Sene Nhabali afirmou que a produção diminuiu porque alguns tradicionais pescadores da pesca artesanal estão a ficar velhos e não conseguem fazer-se ao mar por muito tempo, bem como a falta de materiais e redes autorizadas para pesca naquela zona, o que acaba por levar muitos a violarem as regras, utilizando redes proibidas para poderem sobreviver.

“Têm noção que essas redes são nocivas ao ecossistema marinho e que a sua utilização indevida pode provocar a fuga de peixes de uma zona para outra, porque quando capturam peixes com essas redes  muitos morrem e contaminam o ambiente e se o ambiente não for favorável abandonam esse local”, esclareceu, tendo apelo à direção-geral da pesca artesanal a trabalhar em parceria com os pescadores do Rio Grande de Buba, abrir uma loja de venda de materiais, apoiá-los com materiais de pesca, bem como treiná-los  em matéria de conservação do ecossistema marinho e  o perigo que a pesca não recomendada representa e aos  recursos do mar.

“O nosso maior entrave neste momento é a falta de meios financeiros e de conservação do pescado. A fábrica que nos fornecia gelo já não funciona há mais de um mês. Está com avaria e como alternativa recorremos ao processo de fumagem da pouca quantidade que conseguimos ter nessa época das chuvas. Não usamos tarrafes, porque foi-nos recomendado que é uma prática nociva contra o meio ambiente. Usamos lenhas de outras árvores. É um processo longo, de meses, sobretudo a transformação, mas temos lidado com dificuldades”, disse.

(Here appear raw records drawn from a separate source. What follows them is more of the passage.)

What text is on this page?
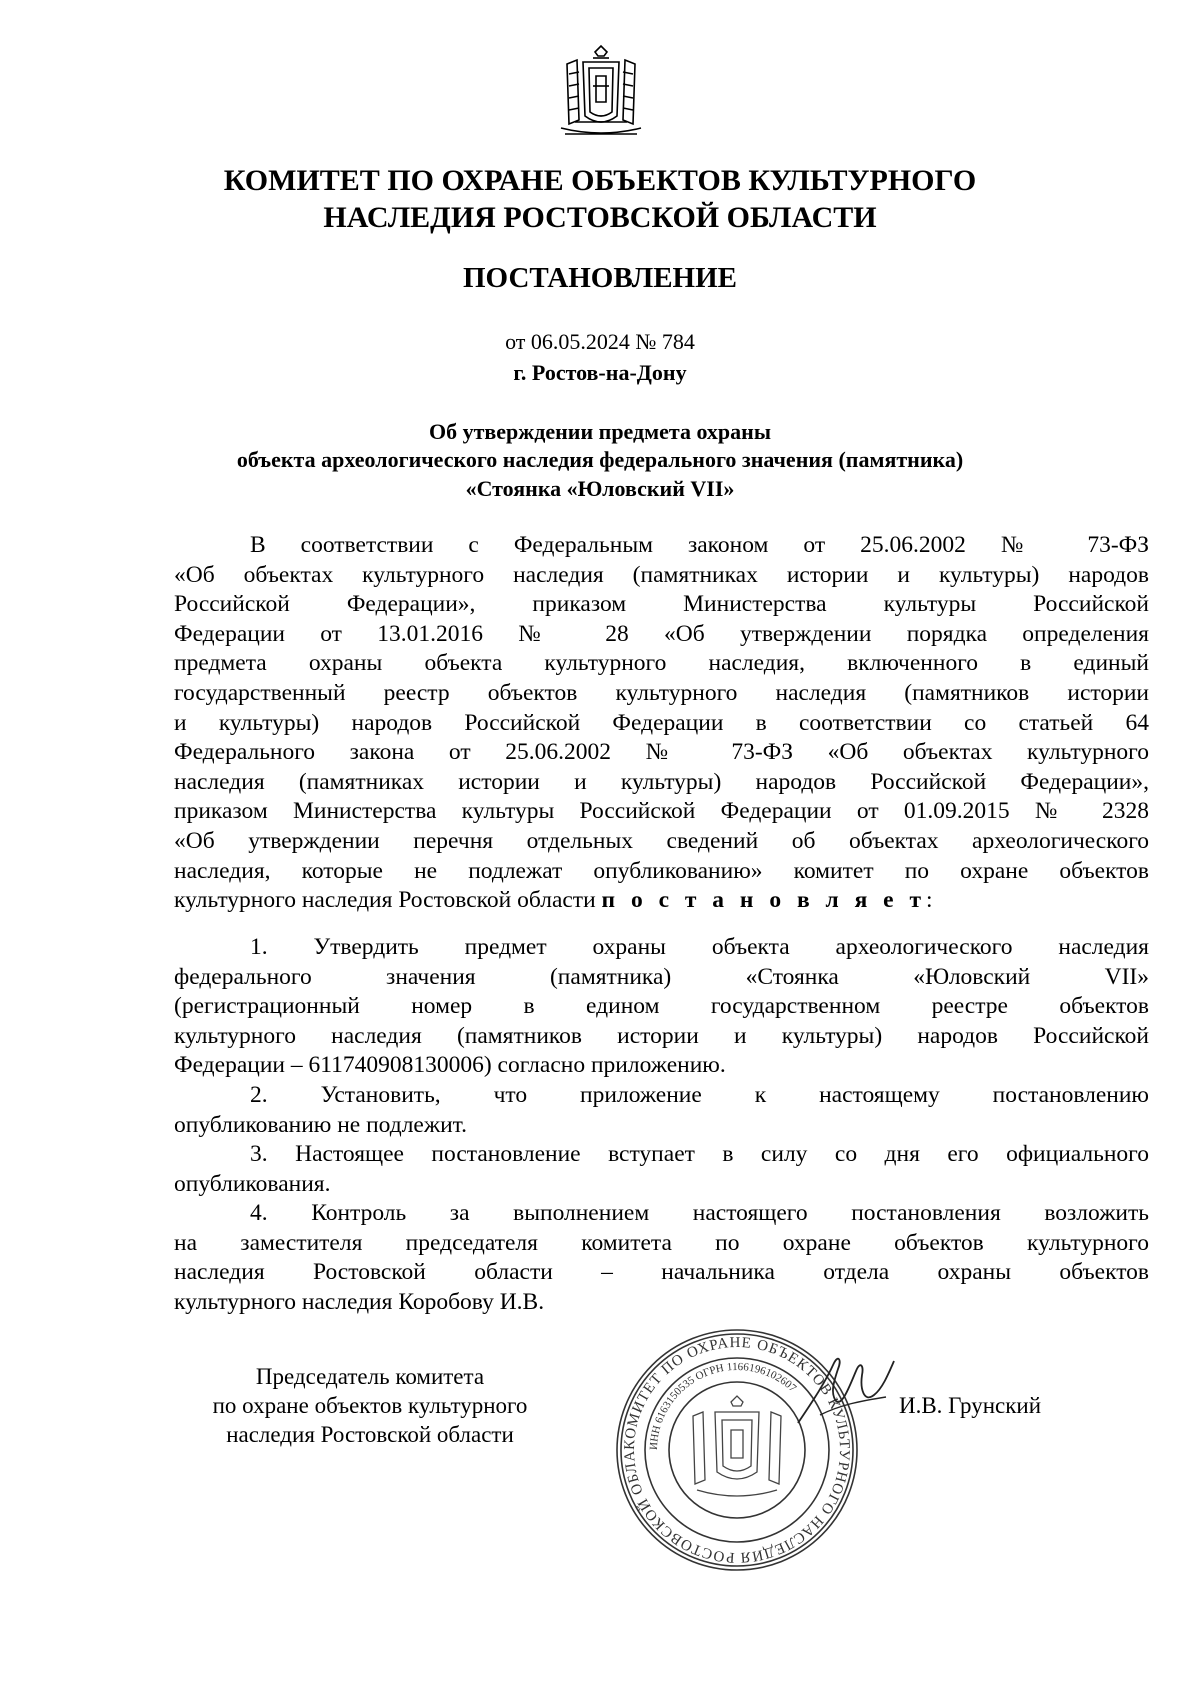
КОМИТЕТ ПО ОХРАНЕ ОБЪЕКТОВ КУЛЬТУРНОГО
НАСЛЕДИЯ РОСТОВСКОЙ ОБЛАСТИ
ПОСТАНОВЛЕНИЕ
от 06.05.2024 № 784
г. Ростов-на-Дону
Об утверждении предмета охраны
объекта археологического наследия федерального значения (памятника)
«Стоянка «Юловский VII»
В соответствии с Федеральным законом от 25.06.2002 № 73-ФЗ
«Об объектах культурного наследия (памятниках истории и культуры) народов
Российской Федерации», приказом Министерства культуры Российской
Федерации от 13.01.2016 № 28 «Об утверждении порядка определения
предмета охраны объекта культурного наследия, включенного в единый
государственный реестр объектов культурного наследия (памятников истории
и культуры) народов Российской Федерации в соответствии со статьей 64
Федерального закона от 25.06.2002 № 73-ФЗ «Об объектах культурного
наследия (памятниках истории и культуры) народов Российской Федерации»,
приказом Министерства культуры Российской Федерации от 01.09.2015 № 2328
«Об утверждении перечня отдельных сведений об объектах археологического
наследия, которые не подлежат опубликованию» комитет по охране объектов
культурного наследия Ростовской области п о с т а н о в л я е т:
1. Утвердить предмет охраны объекта археологического наследия
федерального значения (памятника) «Стоянка «Юловский VII»
(регистрационный номер в едином государственном реестре объектов
культурного наследия (памятников истории и культуры) народов Российской
Федерации – 611740908130006) согласно приложению.
2. Установить, что приложение к настоящему постановлению
опубликованию не подлежит.
3. Настоящее постановление вступает в силу со дня его официального
опубликования.
4. Контроль за выполнением настоящего постановления возложить
на заместителя председателя комитета по охране объектов культурного
наследия Ростовской области – начальника отдела охраны объектов
культурного наследия Коробову И.В.
Председатель комитета
по охране объектов культурного
наследия Ростовской области	КОМИТЕТ ПО ОХРАНЕ ОБЪЕКТОВ КУЛЬТУРНОГО НАСЛЕДИЯ РОСТОВСКОЙ ОБЛА
ИНН 6163150535 ОГРН 1166196102607
И.В. Грунский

Sene Nhabali apelou ao governo a dar a maior atenção às mulheres de pequenas iniciativas de geradoras de rendimento económico, das cooperativas agrícolas, das organizações camponesas, empreendedoras para poder lutar contra a fome, promover o desenvolvimento e o bem-estar social da população.  Enfatizou o papel da AMAE- A Associações das Mulheres em Atividade Económica, na dinamização das atividades das mulheres transformadoras de bacalhau “Bubabacalhau”.

“Portanto, o executivo tem de tratar todas as organizações com iniciativas desta natureza em pé de igualdade”, concluiu, lembrando que o centro tem ajudado muito no escoamento de pequenas capturas no período de repouso biológico.

Lamentou que não tenham beneficiado de nenhum apoio financeiro durante a vigência da pandemia da Covid-19 e tenham sobrevivido apenas com esforços internos.